Une gérante dans un restaurant se plaint d’avoir été victime de gestes et de paroles hostiles et non désirés de la part d’un cuisinier qui agit également à titre de gérant de la cuisine. Elle reproche, en plus, à l’employeur de manquer à son obligation de lui fournir un milieu de travail exempt de harcèlement. 

De toute évidence, les deux employés ne s’apprécient pas et ont des caractères forts. Les commentaires faits par la gérante à l’égard du cuisinier sont mal reçus et ce dernier ne s’empêche pas d’y répondre de façon peu courtoise. 

Ainsi, les deux gérants ont eu plusieurs altercations, s’échangent des insultes, des propos disgracieux de sorte que des affrontements récurrents interviennent entre les deux employés. Au surplus, leurs récriminations et leurs insultes se déroulent devant les regards des autres employés. Ils se lancent des jurons et se poursuivent dans le restaurant. 

L’employeur, dont on peut imaginer le désarroi, décide de tenir des rencontres individuelles avec les deux employés, dans lesquelles ils s’accusent mutuellement d’être la source du conflit. 

D’ailleurs, lors d’une de ces rencontres, l’employeur demande au cuisinier de présenter des excuses à la plaignante. La gérante n’est pas satisfaite de cette façon de faire et demande à l’employeur d’intervenir davantage. Elle va jusqu’à exiger le congédiement du cuisinier. L’employeur, réalisant probablement que ceci ne mènerait nulle part, met fin à la rencontre et reste seul avec la gérante. Il lui rappelle qu’elle a sa part de responsabilité dans le conflit et que son attitude donne aussi lieu à de fréquents conflits avec d’autres employés. Il lui demande sa collaboration afin d’apaiser les disputes avec le cuisinier.

Suite à ces rencontres, l’employeur décide d’apporter des changements dans l’administration du restaurant dans le but de minimiser les contacts entre les deux individus. Ainsi, il procède à une réorganisation des tâches et, voyant que ce n’est pas suffisant, il va même jusqu’à modifier temporairement les horaires de travail de la plaignante. Il est à noter que ces changements étaient temporaires, puisque le cuisinier devait quitter son emploi dans les semaines suivantes.  

Malgré ces mesures, la plaignante continue de s’attribuer des quarts de travail pendant les heures du cuisinier de sorte que la situation s’envenime davantage entre elle, le cuisinier et l’employeur. La plaignante accuse l’employeur de participer, à son tour, à la situation d’harcèlement psychologique qu’elle prétend subir, notamment en raison du changement d’horaire imposé et d’un supposé manque de support.

Comment peut-on arriver à différencier le conflit de travail du harcèlement psychologique?

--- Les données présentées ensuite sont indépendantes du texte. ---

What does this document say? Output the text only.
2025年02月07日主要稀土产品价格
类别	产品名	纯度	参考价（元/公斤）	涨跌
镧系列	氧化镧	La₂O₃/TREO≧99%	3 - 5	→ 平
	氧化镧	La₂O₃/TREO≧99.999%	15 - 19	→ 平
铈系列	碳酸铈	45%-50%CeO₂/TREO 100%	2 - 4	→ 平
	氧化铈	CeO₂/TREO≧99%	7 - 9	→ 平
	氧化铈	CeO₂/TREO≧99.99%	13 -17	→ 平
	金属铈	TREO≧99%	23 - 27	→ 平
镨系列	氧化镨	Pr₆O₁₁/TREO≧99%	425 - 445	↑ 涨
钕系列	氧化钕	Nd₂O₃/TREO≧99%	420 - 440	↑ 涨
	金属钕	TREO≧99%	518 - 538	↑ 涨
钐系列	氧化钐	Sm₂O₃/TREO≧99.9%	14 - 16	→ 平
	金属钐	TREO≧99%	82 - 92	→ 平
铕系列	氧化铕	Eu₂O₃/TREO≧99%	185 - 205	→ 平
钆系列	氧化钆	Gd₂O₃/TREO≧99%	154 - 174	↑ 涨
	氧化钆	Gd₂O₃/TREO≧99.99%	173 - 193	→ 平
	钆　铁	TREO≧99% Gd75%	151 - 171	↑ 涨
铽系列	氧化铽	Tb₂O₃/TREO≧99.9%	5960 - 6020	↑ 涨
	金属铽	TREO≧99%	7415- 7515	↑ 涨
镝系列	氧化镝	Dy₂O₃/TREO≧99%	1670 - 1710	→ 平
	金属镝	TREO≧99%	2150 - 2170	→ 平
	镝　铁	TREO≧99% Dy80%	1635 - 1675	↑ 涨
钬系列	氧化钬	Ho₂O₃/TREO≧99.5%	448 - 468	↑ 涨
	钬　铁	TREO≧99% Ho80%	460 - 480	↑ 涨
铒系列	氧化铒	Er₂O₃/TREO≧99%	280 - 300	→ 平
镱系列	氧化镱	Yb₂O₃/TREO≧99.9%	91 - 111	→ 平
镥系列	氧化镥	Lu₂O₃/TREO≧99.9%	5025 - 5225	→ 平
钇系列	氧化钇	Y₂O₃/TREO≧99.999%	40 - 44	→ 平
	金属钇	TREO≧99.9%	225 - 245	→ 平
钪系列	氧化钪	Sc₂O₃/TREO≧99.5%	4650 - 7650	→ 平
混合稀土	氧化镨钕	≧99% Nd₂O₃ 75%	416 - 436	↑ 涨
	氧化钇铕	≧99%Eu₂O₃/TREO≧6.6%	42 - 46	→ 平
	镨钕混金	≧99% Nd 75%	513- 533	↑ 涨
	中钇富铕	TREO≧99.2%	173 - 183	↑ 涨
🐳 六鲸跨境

Le conflit de travail fait référence à une situation dans laquelle les deux personnes sont en opposition et sont toutes deux parties prenantes de la trame conflictuelle alors que le harcèlement représente une situation dans laquelle une partie agit sans provocation de la part de l’autre faisant de cette dernière une victime puisqu’elle ne contribue pas à la situation. 

Quelles ont été les conclusions du tribunal dans cette affaire?

Le Tribunal a rejeté la plainte de la plaignante pour harcèlement psychologique. La gérante participait à la situation conflictuelle et contribuait au climat malsain ambiant chez l’employeur. La plaignante était colérique, avait plusieurs conflits avec d’autres employés et n’acceptait pas les mesures prises par l’employeur. Son attitude et son comportement au travail n’ont pas convaincu le Tribunal qu’elle avait été exposée à du harcèlement psychologique. 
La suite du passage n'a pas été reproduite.